Job input schemas are not used to validate inputs. They are only used to define the UI in the launch drawer.
- JSON Schema
- Pydantic Model
The following example shows a schema with these properties:
seed
, an integertrainer
, a dictionary with some keys specified:trainer.learning_rate
, a float that must be greater than zerotrainer.batch_size
, an integer that must be either 16, 64, or 256trainer.dataset
, a string that must be eithercifar10
orcifar100
schema = {
"type": "object",
"properties": {
"seed": {
"type": "integer"
}
"trainer": {
"type": "object",
"properties": {
"learning_rate": {
"type": "number",
"description": "Learning rate of the model",
"exclusiveMinimum": 0,
},
"batch_size": {
"type": "integer",
"description": "Number of samples per batch",
"enum": [16, 64, 256]
},
"dataset": {
"type": "string",
"description": "Name of the dataset to use",
"enum": ["cifar10", "cifar100"]
}
}
}
}
}
launch.manage_wandb_config(
include=["seed", "trainer"],
exclude=["trainer.private"],
schema=schema,
)
In general, the following JSON Schema attributes are supported:
Attribute | Required | Notes |
---|---|---|
type | Yes | Must be one of "number", "integer", "string", or "object" |
title | No | Overrides the property's display name |
description | No | Gives the property helper text |
enum | No | Creates a dropdown select instead of a freeform text entry |
minimum | No | Allowed only if type is "number" or "integer" |
maximum | No | Allowed only if type is "number" or "integer" |
exclusiveMinimum | No | Allowed only if type is "number" or "integer" |
exclusiveMaximum | No | Allowed only if type is "number" or "integer" |
properties | No | If type is "object", used to define nested configurations |
The following example shows a schema with these properties:
seed
, an integertrainer
, a schema with some sub-attributes specified:trainer.learning_rate
, a float that must be greater than zerotrainer.batch_size
, an integer that must be between 1 and 256, inclusivetrainer.dataset
, a string that must be eithercifar10
orcifar100
class DatasetEnum(str, Enum):
cifar10 = "cifar10"
cifar100 = "cifar100"
class Trainer(BaseModel):
learning_rate: float = Field(gt=0, description="Learning rate of the model")
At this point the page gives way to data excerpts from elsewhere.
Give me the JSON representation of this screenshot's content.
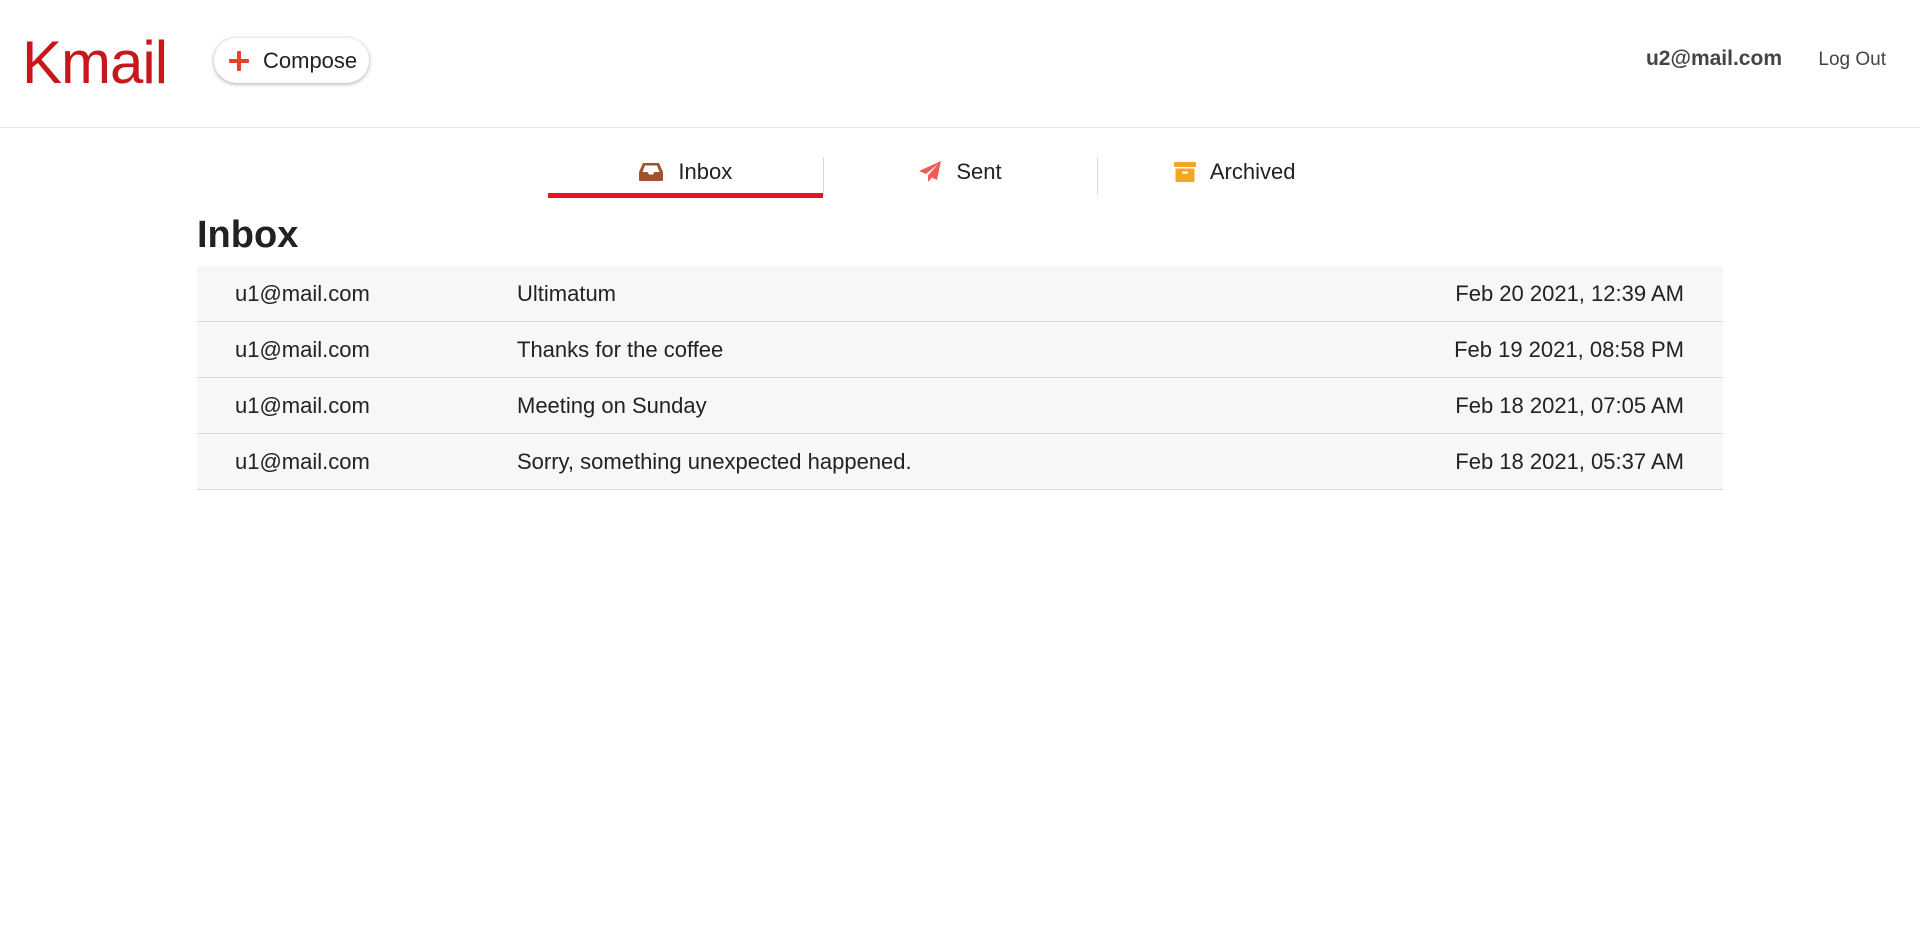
{
  "app": {
    "brand": "Kmail"
  },
  "header": {
    "compose_label": "Compose",
    "user_email": "u2@mail.com",
    "logout_label": "Log Out"
  },
  "tabs": [
    {
      "label": "Inbox",
      "icon": "inbox-icon",
      "active": true,
      "color": "#a0522d"
    },
    {
      "label": "Sent",
      "icon": "paper-plane-icon",
      "active": false,
      "color": "#f25c54"
    },
    {
      "label": "Archived",
      "icon": "archive-box-icon",
      "active": false,
      "color": "#f5a623"
    }
  ],
  "page": {
    "title": "Inbox"
  },
  "emails": [
    {
      "sender": "u1@mail.com",
      "subject": "Ultimatum",
      "date": "Feb 20 2021, 12:39 AM"
    },
    {
      "sender": "u1@mail.com",
      "subject": "Thanks for the coffee",
      "date": "Feb 19 2021, 08:58 PM"
    },
    {
      "sender": "u1@mail.com",
      "subject": "Meeting on Sunday",
      "date": "Feb 18 2021, 07:05 AM"
    },
    {
      "sender": "u1@mail.com",
      "subject": "Sorry, something unexpected happened.",
      "date": "Feb 18 2021, 05:37 AM"
    }
  ],
  "colors": {
    "brand": "#c8161d",
    "accent": "#e8141a",
    "row_background": "#f7f7f7"
  }
}
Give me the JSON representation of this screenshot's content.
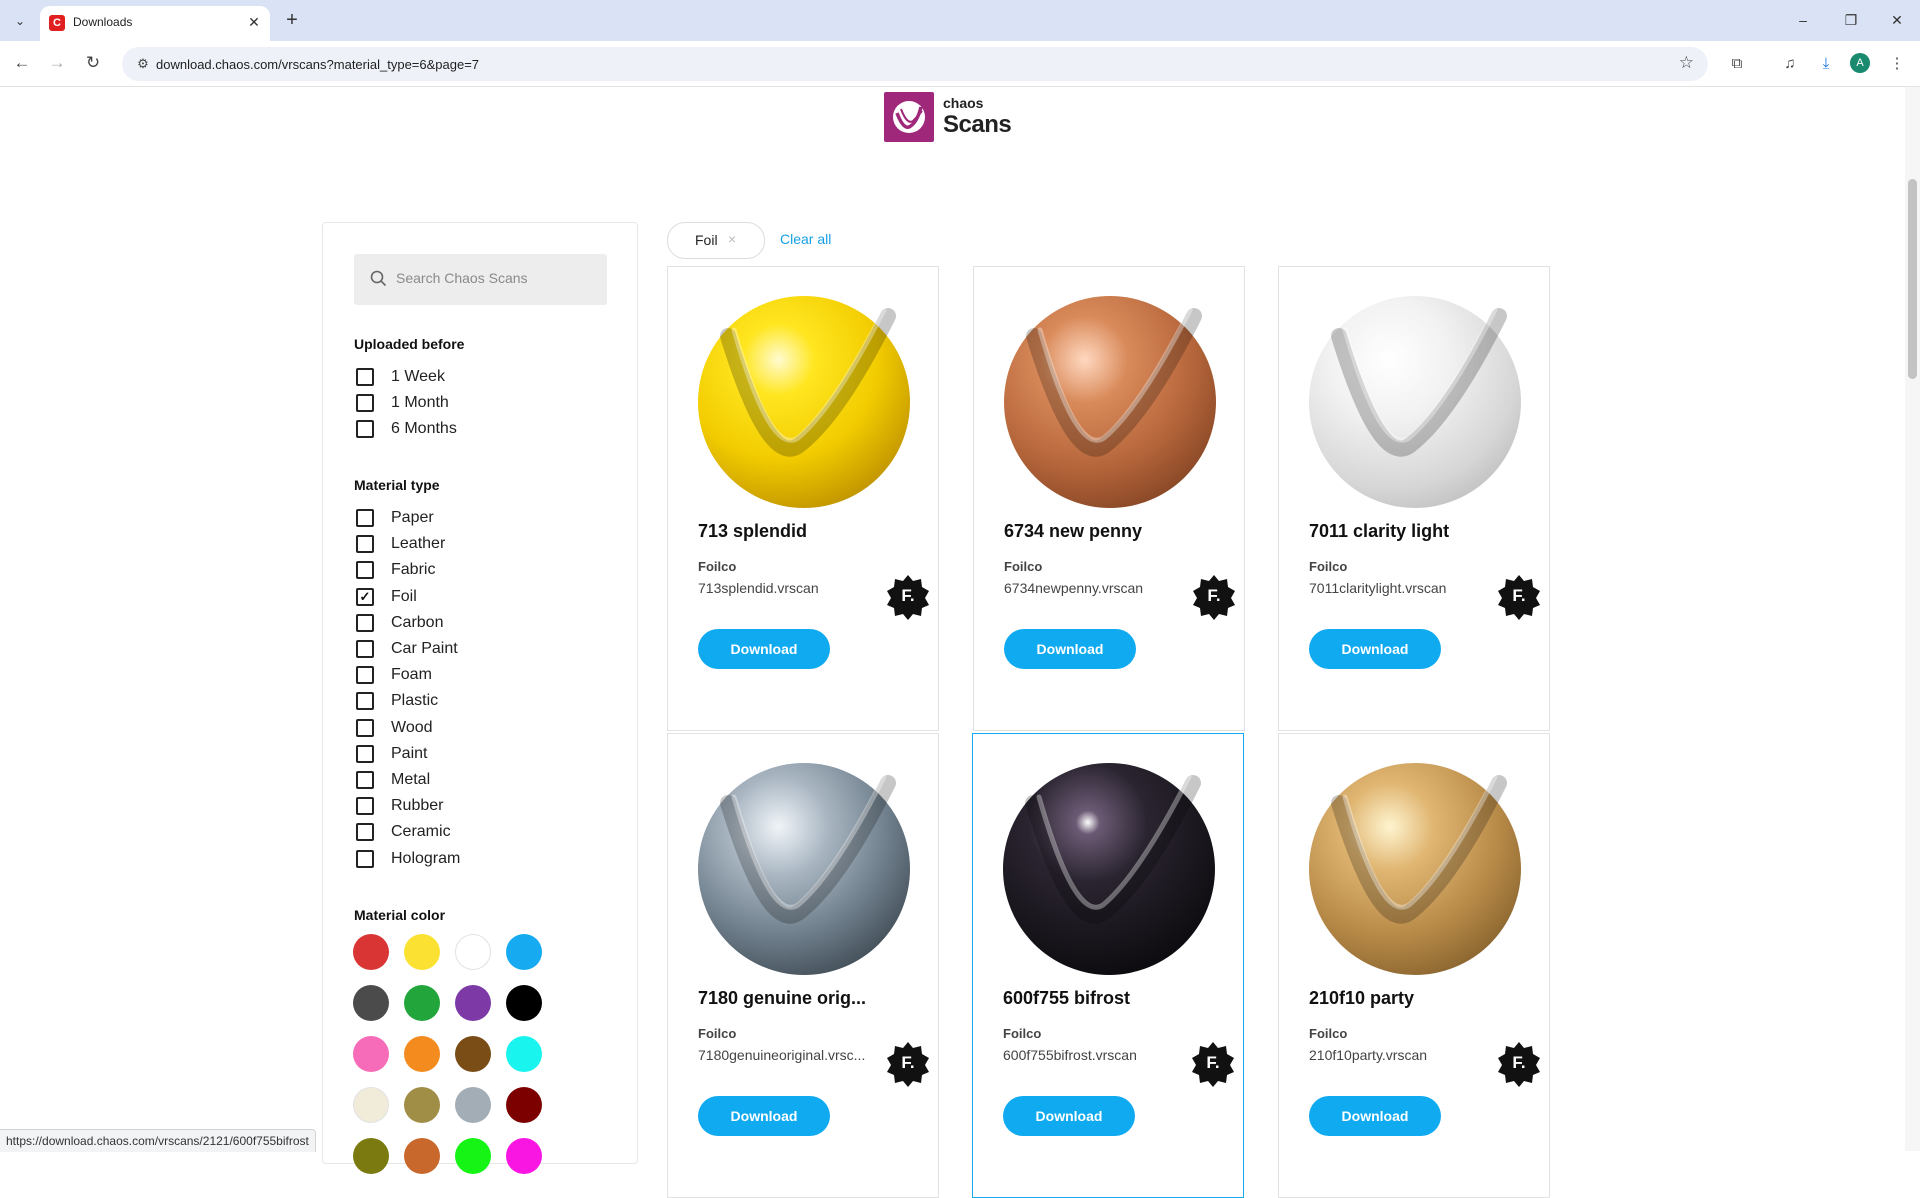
{
  "browser": {
    "tab_title": "Downloads",
    "url": "download.chaos.com/vrscans?material_type=6&page=7",
    "status_url": "https://download.chaos.com/vrscans/2121/600f755bifrost",
    "profile_initial": "A"
  },
  "logo": {
    "small": "chaos",
    "big": "Scans"
  },
  "sidebar": {
    "search_placeholder": "Search Chaos Scans",
    "uploaded_before": {
      "title": "Uploaded before",
      "options": [
        {
          "label": "1 Week",
          "checked": false
        },
        {
          "label": "1 Month",
          "checked": false
        },
        {
          "label": "6 Months",
          "checked": false
        }
      ]
    },
    "material_type": {
      "title": "Material type",
      "options": [
        {
          "label": "Paper",
          "checked": false
        },
        {
          "label": "Leather",
          "checked": false
        },
        {
          "label": "Fabric",
          "checked": false
        },
        {
          "label": "Foil",
          "checked": true
        },
        {
          "label": "Carbon",
          "checked": false
        },
        {
          "label": "Car Paint",
          "checked": false
        },
        {
          "label": "Foam",
          "checked": false
        },
        {
          "label": "Plastic",
          "checked": false
        },
        {
          "label": "Wood",
          "checked": false
        },
        {
          "label": "Paint",
          "checked": false
        },
        {
          "label": "Metal",
          "checked": false
        },
        {
          "label": "Rubber",
          "checked": false
        },
        {
          "label": "Ceramic",
          "checked": false
        },
        {
          "label": "Hologram",
          "checked": false
        }
      ]
    },
    "material_color": {
      "title": "Material color",
      "swatches": [
        "#d93535",
        "#fbe232",
        "#ffffff",
        "#16aaf0",
        "#4b4b4b",
        "#22a63c",
        "#7d3aa6",
        "#000000",
        "#f76cb8",
        "#f48b1e",
        "#7a4c16",
        "#19f4ee",
        "#f1ebd9",
        "#a08e47",
        "#a3adb5",
        "#7d0000",
        "#7b7a10",
        "#c9682d",
        "#16f416",
        "#f916e2"
      ]
    }
  },
  "active_filter": {
    "chip": "Foil",
    "chip_close": "×",
    "clear_all": "Clear all"
  },
  "cards": [
    {
      "title": "713 splendid",
      "brand": "Foilco",
      "file": "713splendid.vrscan",
      "button": "Download",
      "badge": "F."
    },
    {
      "title": "6734 new penny",
      "brand": "Foilco",
      "file": "6734newpenny.vrscan",
      "button": "Download",
      "badge": "F."
    },
    {
      "title": "7011 clarity light",
      "brand": "Foilco",
      "file": "7011claritylight.vrscan",
      "button": "Download",
      "badge": "F."
    },
    {
      "title": "7180 genuine orig...",
      "brand": "Foilco",
      "file": "7180genuineoriginal.vrsc...",
      "button": "Download",
      "badge": "F."
    },
    {
      "title": "600f755 bifrost",
      "brand": "Foilco",
      "file": "600f755bifrost.vrscan",
      "button": "Download",
      "badge": "F."
    },
    {
      "title": "210f10 party",
      "brand": "Foilco",
      "file": "210f10party.vrscan",
      "button": "Download",
      "badge": "F."
    }
  ]
}
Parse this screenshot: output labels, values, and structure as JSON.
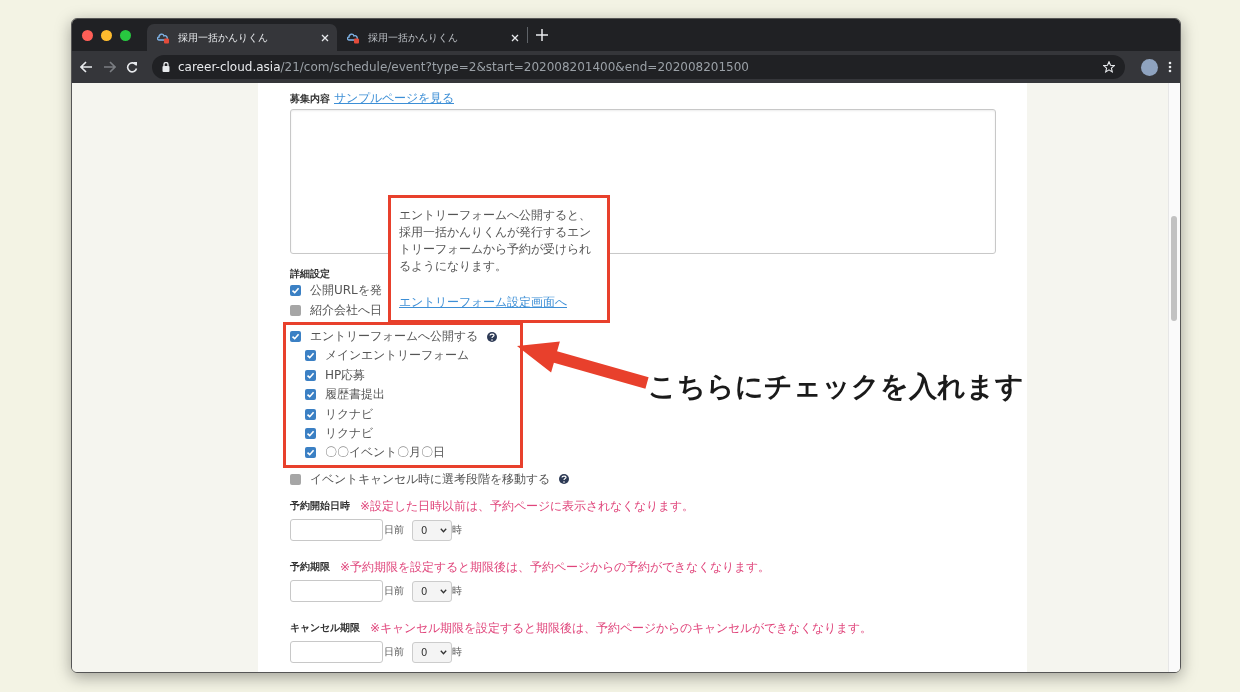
{
  "browser": {
    "tabs": [
      {
        "title": "採用一括かんりくん",
        "selected": true
      },
      {
        "title": "採用一括かんりくん",
        "selected": false
      }
    ],
    "url_host": "career-cloud.asia",
    "url_path": "/21/com/schedule/event?type=2&start=202008201400&end=202008201500"
  },
  "form": {
    "content_label": "募集内容",
    "sample_link": "サンプルページを見る",
    "details_heading": "詳細設定",
    "options": [
      {
        "label": "公開URLを発",
        "checked": true,
        "help": false,
        "highlighted": false
      },
      {
        "label": "紹介会社へ日",
        "checked": false,
        "help": false,
        "highlighted": false
      },
      {
        "label": "エントリーフォームへ公開する",
        "checked": true,
        "help": true,
        "highlighted": true,
        "children": [
          {
            "label": "メインエントリーフォーム",
            "checked": true
          },
          {
            "label": "HP応募",
            "checked": true
          },
          {
            "label": "履歴書提出",
            "checked": true
          },
          {
            "label": "リクナビ",
            "checked": true
          },
          {
            "label": "リクナビ",
            "checked": true
          },
          {
            "label": "〇〇イベント〇月〇日",
            "checked": true
          }
        ]
      },
      {
        "label": "イベントキャンセル時に選考段階を移動する",
        "checked": false,
        "help": true,
        "highlighted": false
      }
    ],
    "schedule_fields": [
      {
        "label": "予約開始日時",
        "note": "※設定した日時以前は、予約ページに表示されなくなります。",
        "unit_days": "日前",
        "hour": "0",
        "unit_hour": "時"
      },
      {
        "label": "予約期限",
        "note": "※予約期限を設定すると期限後は、予約ページからの予約ができなくなります。",
        "unit_days": "日前",
        "hour": "0",
        "unit_hour": "時"
      },
      {
        "label": "キャンセル期限",
        "note": "※キャンセル期限を設定すると期限後は、予約ページからのキャンセルができなくなります。",
        "unit_days": "日前",
        "hour": "0",
        "unit_hour": "時"
      }
    ]
  },
  "tooltip": {
    "text": "エントリーフォームへ公開すると、採用一括かんりくんが発行するエントリーフォームから予約が受けられるようになります。",
    "link": "エントリーフォーム設定画面へ"
  },
  "annotation": {
    "text": "こちらにチェックを入れます"
  }
}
batch_size: int = Field(ge=1, le=256, description="Number of samples per batch")
dataset: DatasetEnum = Field(title="Dataset", description="Name of the dataset to use")
class Schema(BaseModel):
seed: int
trainer: Trainer
launch.manage_wandb_config(
include=["seed", "trainer"],
exclude=["trainer.private"],
schema=Schema,
)
You can also use an instance of the class:
t = Trainer(learning_rate=0.01, batch_size=32, dataset=DatasetEnum.cifar10)
s = Schema(seed=42, trainer=t)
launch.manage_wandb_config(
include=["seed", "trainer"],
exclude=["trainer.private"],
input_schema=s,
)
Adding a job input schema will create a structured form in the launch drawer, making it easier to launch the job.